Producing the sounds correctly in English is one of the most complex parts of the language. If your sounds of words aren’t good, then your level of fluency will be consistently underestimated. Therefore, it is important to improve your sounds.
Ways to improve your Sounds
Below, you can find some of the best ways on how to improve your sounds:
1. Movement of Mouth and Lips
When you speak, you move your mouth. How you move your mouth affects how you pronounce a word.
The first step to correcting your mouth shape is to notice it and pay attention. There are a few ways you can check that your mouth and lips are making the correct shape:
· Use a mirror. This is by far the simplest way to tell what your mouth is doing while you talk.
· Put a finger in front of your – As you speak, don’t move your finger. You should feel your lips moving away from or pushing against your finger.
Watch other people and notice the shape their mouth and lips make when they talk. Try following along with your favorite TV show or movie to improve sounds.
2. Watch movement of Tongue
The main difference between rice and lice is in your tongue. When you speak, you move your tongue to make sounds. You probably didn’t even notice that, since you do it without thinking. To improve your English pronunciation, it’s a good idea to check what your tongue is doing.
Some difficult sounds for non-native speakers to make are the letters “L” and “R,” and the sound “TH.” Pronouncing them correctly is all in the tongue!
· To make the “L” sound, your tongue should touch the back of your front teeth and the top of your mouth, just behind your teeth. Try it now: Say the word “light.” Say it a few times. Feel where your tongue is in your mouth. Make sure it touches the top of your mouth.
· To make the “R” sound, your tongue should not touch the top of your mouth. Pull your tongue back to the middle of your mouth, near where it naturally rests if you weren’t saying anything. As you say the sound, your lips should be a little rounded. Try it now: Say the word “right” a few times. You should feel air blowing between your tongue and the top of your mouth as you speak. You should also feel your lips get a little rounder when you make the sound.
· Now for the “TH” sound. This one may seem strange if you don’t have a similar sound in your native language. To make this sound, put your tongue between your top and bottom teeth. Your tongue should stick out a little between your teeth, and as you push air out of your mouth, let some air escape between your tongue and teeth—that’s what makes the sound. Try it now: Say the word “think.” Repeat it a few times. Make sure you push your tongue between your teeth.
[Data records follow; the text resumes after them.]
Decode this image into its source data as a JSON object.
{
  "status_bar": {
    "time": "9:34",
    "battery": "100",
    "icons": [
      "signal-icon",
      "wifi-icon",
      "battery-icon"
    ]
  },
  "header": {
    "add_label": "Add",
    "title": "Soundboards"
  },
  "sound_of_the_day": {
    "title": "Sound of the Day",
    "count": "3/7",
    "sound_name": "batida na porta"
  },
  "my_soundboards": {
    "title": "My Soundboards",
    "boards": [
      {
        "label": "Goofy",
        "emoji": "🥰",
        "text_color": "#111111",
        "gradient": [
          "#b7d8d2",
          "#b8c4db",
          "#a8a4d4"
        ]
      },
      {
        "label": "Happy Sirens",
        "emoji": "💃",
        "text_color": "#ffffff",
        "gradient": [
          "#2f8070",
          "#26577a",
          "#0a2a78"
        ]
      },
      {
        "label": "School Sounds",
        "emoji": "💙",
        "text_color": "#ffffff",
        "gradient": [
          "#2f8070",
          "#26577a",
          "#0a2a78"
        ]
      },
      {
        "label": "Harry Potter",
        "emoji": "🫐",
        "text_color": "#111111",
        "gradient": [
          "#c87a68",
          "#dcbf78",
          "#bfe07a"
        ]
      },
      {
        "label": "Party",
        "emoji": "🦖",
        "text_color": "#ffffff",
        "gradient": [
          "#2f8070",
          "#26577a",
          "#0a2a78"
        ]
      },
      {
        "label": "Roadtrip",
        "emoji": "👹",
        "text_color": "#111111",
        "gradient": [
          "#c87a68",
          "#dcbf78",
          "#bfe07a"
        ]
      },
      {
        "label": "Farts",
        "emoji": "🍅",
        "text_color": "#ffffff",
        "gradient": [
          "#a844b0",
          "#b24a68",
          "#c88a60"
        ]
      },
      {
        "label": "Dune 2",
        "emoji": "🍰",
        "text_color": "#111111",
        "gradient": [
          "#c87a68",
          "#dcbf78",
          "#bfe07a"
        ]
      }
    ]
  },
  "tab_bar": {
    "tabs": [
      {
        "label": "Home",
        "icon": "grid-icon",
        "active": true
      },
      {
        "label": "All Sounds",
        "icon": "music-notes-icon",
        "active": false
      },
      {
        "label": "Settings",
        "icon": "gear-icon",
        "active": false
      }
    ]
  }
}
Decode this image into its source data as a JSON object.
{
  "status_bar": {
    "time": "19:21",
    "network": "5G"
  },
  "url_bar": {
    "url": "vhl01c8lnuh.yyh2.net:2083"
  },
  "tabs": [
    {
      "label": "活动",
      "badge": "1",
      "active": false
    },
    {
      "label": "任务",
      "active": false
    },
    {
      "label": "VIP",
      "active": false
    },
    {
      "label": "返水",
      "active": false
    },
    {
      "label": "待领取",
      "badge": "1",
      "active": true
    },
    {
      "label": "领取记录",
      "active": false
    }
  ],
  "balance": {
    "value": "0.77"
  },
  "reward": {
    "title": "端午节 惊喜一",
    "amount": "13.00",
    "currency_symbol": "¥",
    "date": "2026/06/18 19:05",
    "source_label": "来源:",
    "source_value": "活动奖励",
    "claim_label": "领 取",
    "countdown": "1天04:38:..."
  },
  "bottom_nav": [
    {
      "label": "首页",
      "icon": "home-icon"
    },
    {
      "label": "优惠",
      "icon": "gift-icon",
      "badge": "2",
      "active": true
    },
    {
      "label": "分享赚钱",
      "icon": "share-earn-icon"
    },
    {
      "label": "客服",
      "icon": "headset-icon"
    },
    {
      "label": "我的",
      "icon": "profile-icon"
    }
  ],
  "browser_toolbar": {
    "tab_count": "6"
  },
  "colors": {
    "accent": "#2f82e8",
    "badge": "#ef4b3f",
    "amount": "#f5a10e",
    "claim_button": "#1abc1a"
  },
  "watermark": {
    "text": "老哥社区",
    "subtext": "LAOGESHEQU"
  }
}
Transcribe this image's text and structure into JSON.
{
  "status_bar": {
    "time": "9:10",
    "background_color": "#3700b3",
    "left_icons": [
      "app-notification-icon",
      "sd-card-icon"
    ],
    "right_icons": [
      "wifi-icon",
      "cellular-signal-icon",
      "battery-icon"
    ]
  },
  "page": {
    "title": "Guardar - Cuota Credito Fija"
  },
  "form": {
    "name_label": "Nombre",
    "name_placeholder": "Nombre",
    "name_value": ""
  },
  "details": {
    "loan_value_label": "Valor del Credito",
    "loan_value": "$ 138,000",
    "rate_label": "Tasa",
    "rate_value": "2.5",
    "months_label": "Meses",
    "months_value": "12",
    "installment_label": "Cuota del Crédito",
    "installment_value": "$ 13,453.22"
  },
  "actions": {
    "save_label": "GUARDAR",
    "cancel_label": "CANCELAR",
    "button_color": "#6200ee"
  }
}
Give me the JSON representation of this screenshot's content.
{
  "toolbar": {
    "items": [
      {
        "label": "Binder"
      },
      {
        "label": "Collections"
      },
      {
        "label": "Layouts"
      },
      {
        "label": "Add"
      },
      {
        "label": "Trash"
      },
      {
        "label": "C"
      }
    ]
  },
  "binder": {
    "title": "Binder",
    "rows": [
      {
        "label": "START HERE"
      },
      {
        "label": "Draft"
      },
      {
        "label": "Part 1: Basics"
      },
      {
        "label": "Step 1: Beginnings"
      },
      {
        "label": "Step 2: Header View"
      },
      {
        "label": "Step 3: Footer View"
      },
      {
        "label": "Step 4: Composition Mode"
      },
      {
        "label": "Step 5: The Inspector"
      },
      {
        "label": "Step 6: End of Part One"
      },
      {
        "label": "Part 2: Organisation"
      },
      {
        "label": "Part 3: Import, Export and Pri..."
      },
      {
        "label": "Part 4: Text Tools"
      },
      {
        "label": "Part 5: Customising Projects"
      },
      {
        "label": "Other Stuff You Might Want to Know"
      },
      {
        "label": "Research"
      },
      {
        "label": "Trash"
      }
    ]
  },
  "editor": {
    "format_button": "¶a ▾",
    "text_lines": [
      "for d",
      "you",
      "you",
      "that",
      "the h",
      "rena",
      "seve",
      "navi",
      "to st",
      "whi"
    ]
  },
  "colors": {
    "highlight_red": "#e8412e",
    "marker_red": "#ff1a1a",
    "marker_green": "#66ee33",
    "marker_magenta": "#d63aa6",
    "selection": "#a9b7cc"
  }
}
3. Learn to break words into Syllables
Words are made up of syllables, or parts. The word “syllable,” for example, has three syllables: syl-la-ble. Turning words into parts can make them easier to pronounce.
To check how many syllables a word has, place your hand flat just under your chin. Say the word slowly. Each time your chin touches your hand, that’s a syllable. You can even write the word down in parts. Leave a space or draw a line between each syllable. Now try saying the word. Say it slowly and pause after each syllable.
4. Pay attention to intonation and stress
Good pronunciation is more than just mastering individual sounds. It’s also understanding intonation (the rise and fall of the voice) and stress (some sounds in words and some words in sentences are louder or clearer than others). Read poems, speeches and songs aloud, concentrating on the word stress and intonation.
This means some words and sounds are more important than others. You can hear this when you say a word out loud. For example, the word “introduce” is pronounced with a stress at the end, so it sounds like this: “in-tro-DUCE.”
Sometimes where you put the stress in a word can change the word’s meaning. Say this word out loud: “present.” If you said “PREsent,” you are talking about a noun that means either “right this moment” or “a gift.” If you said “preSENT,” you are talking about a verb that means “to give or show.”
There are rules for where the stress goes in each word. Here’s one rule:
· Most two-syllable nouns are stressed on the first syllable, and most two-syllable verbs are stressed on the second syllable.
That’s just like the word “present.” Here’s another example: the noun “ADDress” is the place where you live, and the verb “addRESS” is to speak to someone.
5. Practice Tongue Twisters
Tongue twisters are poems that can be hard to recite because a lot of the sounds are similar like “sh” and “ch,” “t” and “th” or the short and long “e” sounds.
Practicing tongue twisters will help you to distinguish between different sounds and learn how to pronounce them correctly.
6. Practice by speaking
If you don’t speak often, you can become nervous when it’s finally time to open your mouth and say something. Not only do you need English pronunciation practice, but you need to get over your anxiousness so that you feel comfortable speaking in front of others. Nervousness can lead to a lot of mistakes, especially regarding pronunciation. Try making a rule for yourself: You must speak English to yourself at home. To start, try just narrating what you’re doing when you’re cooking dinner or getting ready for bed.
Promise yourself that you’re going to speak aloud for at least a few minutes per day.
However, there are many ways that will help you improve your sounds but try the aforementioned techniques and see which ones work best for you.